During WWII, the U.S. government commandeered a nascent pharmaceutical industry to undertake a large-scale production of antibiotics. The Allied powers saw that the loss of military lives was as much due to unsanitary conditions and infection as it was to bullets and bombs. Antibiotics had yet to be manufactured at scale. Twenty-two pharmaceutical companies were enlisted to join a national program based on their prior experience with penicillin, knowledge of fermentation methods for the production of chemicals, and experience with biological products. Though no firm had adequate expertise in all three areas, each had expertise in at least one. The national partnership set aside commercialism, patents, and antitrust laws to encourage sharing information and know-how. Companies were charged with finding ways to mass produce antibiotics, which ultimately helped win the war.
Huawei lacks software capabilities and had thus been relying on the Android operating system. But Tencent’s WeChat has developed its own eco-system spanning from mobile payment to a platform on which millions of third-party apps are already available. Baidu offers maps and other video hosting services. Alibaba’s cloud computing capacity rooted in its e-commerce operation is arguably second only to Amazon.
The U.S. crackdown, paradoxically, may awaken a Chinese determination to become totally self-sufficient across the entire I.T. value chain. Though we don’t know if Huawei will last, one scenario, which seemed unthinkable the day before yesterday, is now becoming a plausible outcome. That scenario is where China’s I.T. sector breaks away from its Western heritage entirely.

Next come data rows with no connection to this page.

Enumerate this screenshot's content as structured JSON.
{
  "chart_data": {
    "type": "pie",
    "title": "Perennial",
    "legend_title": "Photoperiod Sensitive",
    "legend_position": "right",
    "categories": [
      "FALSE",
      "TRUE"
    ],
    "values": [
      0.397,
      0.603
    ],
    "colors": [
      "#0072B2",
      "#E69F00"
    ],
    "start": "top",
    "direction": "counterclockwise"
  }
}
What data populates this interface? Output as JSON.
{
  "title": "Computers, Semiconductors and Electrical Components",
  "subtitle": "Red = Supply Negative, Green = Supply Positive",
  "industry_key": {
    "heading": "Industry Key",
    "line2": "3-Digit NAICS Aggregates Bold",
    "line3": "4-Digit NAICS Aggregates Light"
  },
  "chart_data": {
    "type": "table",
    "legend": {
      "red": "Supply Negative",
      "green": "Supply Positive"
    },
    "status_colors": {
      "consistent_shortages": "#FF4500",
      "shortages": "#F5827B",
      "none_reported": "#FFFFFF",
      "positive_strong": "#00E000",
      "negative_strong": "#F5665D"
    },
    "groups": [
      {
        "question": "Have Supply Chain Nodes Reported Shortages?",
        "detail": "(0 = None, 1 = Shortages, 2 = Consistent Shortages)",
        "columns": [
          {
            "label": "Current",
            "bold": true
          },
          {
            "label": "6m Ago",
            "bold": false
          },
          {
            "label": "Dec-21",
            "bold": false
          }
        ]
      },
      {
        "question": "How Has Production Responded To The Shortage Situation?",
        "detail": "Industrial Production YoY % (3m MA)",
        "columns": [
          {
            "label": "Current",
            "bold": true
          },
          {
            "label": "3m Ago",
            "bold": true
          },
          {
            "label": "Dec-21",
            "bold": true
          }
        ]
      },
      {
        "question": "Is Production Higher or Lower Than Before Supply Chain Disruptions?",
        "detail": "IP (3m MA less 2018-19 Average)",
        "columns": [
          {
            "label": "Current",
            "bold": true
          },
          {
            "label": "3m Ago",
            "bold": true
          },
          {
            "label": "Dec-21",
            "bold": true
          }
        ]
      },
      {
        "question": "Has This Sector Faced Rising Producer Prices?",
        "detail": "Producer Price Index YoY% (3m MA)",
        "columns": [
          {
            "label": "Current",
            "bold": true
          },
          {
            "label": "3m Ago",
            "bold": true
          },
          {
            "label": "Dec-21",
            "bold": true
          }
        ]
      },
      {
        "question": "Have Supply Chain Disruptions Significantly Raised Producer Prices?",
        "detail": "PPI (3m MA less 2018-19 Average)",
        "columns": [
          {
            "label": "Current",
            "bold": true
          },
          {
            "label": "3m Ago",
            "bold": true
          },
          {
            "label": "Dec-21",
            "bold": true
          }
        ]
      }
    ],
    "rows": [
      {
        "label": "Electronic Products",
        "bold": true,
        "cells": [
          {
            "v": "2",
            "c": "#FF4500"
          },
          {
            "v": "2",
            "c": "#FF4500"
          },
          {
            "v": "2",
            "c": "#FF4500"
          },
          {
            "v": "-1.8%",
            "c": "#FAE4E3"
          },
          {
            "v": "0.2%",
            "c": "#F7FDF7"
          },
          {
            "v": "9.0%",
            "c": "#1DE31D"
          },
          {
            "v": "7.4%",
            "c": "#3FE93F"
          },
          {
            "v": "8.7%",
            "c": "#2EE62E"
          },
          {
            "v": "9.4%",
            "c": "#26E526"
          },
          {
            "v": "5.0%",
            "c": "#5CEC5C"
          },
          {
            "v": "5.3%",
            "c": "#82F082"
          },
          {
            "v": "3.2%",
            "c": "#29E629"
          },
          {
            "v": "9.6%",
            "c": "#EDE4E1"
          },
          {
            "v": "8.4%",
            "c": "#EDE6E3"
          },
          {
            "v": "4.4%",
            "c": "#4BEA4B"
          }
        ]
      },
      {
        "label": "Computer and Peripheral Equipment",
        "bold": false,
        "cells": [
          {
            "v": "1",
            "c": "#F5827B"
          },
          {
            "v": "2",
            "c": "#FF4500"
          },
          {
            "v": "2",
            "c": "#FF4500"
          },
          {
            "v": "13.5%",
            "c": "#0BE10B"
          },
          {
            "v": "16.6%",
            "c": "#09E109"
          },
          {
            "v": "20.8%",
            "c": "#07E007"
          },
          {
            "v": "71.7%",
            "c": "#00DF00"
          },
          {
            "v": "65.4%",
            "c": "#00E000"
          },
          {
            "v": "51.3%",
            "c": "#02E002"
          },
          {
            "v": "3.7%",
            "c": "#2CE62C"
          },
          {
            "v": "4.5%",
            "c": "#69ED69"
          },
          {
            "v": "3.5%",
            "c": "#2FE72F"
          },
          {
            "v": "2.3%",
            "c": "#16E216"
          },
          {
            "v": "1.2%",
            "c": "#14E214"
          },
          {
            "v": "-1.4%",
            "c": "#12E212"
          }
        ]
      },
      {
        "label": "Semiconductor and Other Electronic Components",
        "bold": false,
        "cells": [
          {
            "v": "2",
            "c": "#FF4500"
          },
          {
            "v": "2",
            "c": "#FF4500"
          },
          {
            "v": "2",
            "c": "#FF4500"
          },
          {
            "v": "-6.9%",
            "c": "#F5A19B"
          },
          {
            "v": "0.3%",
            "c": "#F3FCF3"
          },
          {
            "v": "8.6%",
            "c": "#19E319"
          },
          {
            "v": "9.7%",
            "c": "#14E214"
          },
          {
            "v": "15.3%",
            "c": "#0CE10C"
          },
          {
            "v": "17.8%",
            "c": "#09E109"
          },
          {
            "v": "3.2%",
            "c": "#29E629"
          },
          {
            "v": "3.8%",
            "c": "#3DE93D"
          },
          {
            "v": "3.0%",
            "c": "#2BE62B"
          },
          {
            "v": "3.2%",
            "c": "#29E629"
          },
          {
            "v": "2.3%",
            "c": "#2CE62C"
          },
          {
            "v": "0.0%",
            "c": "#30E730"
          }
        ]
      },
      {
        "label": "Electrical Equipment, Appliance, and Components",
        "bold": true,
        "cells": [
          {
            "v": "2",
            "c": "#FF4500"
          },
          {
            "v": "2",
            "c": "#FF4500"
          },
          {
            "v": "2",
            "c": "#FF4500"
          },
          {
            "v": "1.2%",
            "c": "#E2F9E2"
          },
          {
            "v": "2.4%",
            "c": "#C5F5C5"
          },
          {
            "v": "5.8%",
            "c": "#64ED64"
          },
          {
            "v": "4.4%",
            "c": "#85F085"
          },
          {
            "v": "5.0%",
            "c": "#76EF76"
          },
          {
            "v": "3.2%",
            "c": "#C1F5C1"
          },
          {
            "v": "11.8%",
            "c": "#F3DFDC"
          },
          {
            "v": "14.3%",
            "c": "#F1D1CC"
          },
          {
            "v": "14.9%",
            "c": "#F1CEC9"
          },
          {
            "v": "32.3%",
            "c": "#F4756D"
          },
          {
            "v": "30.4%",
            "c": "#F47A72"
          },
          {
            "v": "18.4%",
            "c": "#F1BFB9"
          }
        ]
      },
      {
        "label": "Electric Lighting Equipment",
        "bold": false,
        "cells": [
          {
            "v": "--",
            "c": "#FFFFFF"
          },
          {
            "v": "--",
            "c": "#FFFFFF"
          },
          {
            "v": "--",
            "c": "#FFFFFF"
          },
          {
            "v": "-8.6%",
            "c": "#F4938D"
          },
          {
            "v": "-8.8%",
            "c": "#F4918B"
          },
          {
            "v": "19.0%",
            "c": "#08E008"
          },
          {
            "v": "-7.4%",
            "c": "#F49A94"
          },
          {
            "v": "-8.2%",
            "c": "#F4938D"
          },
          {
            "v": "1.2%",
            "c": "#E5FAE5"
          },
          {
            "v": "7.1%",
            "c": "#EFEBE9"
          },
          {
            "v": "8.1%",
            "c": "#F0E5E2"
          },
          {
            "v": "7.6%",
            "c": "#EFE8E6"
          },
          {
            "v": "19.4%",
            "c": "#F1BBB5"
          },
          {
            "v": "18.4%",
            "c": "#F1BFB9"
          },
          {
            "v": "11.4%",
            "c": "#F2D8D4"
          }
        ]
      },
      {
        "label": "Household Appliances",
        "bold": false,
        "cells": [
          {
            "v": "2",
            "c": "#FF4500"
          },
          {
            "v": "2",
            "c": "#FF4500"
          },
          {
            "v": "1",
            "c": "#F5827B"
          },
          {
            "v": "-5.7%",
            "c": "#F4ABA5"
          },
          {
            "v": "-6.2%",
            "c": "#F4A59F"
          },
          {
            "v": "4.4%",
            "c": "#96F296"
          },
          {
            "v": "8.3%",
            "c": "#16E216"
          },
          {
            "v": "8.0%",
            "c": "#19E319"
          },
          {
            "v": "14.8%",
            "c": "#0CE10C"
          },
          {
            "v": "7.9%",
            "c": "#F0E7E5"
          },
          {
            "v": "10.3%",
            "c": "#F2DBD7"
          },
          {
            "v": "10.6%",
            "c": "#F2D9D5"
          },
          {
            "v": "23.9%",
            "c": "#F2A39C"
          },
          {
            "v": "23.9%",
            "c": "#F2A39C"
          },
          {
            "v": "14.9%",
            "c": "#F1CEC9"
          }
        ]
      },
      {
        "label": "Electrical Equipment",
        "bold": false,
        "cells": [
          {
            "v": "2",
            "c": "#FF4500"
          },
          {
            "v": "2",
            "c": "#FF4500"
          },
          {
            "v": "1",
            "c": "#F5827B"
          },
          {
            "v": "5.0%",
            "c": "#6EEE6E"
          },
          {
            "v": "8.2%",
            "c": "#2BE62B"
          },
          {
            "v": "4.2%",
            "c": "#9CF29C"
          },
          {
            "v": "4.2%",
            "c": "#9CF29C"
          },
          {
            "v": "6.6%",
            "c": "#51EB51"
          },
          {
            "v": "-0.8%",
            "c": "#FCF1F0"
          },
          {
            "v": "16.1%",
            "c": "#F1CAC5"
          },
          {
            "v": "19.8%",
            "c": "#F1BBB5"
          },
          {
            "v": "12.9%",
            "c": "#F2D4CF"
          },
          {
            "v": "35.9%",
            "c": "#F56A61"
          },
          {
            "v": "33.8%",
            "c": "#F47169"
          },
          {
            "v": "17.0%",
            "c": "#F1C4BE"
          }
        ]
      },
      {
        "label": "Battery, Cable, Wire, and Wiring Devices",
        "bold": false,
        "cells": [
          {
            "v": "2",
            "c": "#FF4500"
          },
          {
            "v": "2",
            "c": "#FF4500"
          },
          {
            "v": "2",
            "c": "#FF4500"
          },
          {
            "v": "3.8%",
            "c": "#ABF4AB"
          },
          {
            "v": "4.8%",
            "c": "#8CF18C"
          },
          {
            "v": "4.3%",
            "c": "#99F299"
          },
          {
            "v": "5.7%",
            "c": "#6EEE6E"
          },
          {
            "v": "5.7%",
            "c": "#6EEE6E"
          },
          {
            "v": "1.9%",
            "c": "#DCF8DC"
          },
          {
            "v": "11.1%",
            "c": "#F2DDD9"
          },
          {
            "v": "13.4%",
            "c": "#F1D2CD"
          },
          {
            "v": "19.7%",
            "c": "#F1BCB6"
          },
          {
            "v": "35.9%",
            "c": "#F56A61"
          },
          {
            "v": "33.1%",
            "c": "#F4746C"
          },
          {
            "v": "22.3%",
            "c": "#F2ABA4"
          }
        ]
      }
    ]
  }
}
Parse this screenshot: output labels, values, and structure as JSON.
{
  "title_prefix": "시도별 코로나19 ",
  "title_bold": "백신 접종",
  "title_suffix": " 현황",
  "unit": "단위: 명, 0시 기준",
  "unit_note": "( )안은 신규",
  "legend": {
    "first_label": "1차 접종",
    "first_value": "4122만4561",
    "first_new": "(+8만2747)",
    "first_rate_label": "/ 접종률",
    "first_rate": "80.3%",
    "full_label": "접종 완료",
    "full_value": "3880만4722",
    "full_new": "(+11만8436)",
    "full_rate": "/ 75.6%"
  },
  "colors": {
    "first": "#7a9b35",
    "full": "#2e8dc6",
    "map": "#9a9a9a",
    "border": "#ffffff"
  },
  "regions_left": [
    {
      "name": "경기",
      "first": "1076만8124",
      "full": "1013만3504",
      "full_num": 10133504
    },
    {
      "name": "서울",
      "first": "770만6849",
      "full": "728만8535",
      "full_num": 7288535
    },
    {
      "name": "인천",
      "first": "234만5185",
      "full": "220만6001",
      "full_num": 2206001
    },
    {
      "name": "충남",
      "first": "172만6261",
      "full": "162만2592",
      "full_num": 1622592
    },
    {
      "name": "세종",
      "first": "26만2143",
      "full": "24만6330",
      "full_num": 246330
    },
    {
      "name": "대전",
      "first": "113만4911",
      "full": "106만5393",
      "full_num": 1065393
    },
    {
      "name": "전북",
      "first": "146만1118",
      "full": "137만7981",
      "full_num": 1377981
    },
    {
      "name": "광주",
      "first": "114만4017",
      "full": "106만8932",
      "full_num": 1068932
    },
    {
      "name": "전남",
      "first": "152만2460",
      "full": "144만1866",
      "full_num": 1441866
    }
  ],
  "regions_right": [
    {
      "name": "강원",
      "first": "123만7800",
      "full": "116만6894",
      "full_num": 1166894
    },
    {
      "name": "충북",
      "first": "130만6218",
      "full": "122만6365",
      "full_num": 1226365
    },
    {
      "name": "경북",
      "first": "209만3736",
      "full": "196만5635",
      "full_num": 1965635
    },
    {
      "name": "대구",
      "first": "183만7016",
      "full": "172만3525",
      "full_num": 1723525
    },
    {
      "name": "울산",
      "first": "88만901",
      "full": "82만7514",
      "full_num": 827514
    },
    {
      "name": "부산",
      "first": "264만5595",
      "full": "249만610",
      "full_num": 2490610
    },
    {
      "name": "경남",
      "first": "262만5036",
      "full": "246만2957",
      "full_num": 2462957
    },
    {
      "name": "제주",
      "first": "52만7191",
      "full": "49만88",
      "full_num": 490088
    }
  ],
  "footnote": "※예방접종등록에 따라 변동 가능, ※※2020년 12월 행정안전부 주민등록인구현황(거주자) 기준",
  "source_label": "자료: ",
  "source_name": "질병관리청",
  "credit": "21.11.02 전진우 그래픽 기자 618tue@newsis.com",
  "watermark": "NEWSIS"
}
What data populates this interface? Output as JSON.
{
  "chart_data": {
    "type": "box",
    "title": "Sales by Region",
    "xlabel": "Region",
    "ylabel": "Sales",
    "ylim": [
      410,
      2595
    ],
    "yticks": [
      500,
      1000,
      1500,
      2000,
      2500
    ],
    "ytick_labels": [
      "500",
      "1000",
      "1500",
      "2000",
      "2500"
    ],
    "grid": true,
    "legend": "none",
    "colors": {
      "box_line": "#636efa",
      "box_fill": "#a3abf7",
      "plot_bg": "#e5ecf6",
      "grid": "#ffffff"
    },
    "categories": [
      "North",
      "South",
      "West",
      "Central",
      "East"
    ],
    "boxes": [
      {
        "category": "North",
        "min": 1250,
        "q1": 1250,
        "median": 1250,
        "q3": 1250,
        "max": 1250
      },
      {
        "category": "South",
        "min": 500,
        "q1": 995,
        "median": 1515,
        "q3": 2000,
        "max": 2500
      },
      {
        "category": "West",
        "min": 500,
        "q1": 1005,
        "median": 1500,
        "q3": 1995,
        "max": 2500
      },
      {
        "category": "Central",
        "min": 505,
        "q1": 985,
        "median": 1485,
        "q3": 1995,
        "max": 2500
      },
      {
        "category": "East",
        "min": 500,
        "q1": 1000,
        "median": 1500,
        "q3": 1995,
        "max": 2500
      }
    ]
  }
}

The crackdown on Huawei could end up accelerating a vastly different technological agenda not only in China but across Southeast Asia, the Middle East, and Africa. The logic is simple: if you are a poor country that lacks the capacity to build its own data network or is distrustful of Western democracy, you’re going to feel loyal to whoever helps build the skeleton at a low cost.
In other words, the policy of sanctions and disengagement simply reduces the U.S.’s ability to monitor, let alone influence, the growth of an emerging techno-authoritarian bloc. If the Cold War’s nuclear arms race has taught us anything at all, it’s that maintaining some degree of openness with your adversary is the best defense against a catastrophic outcome.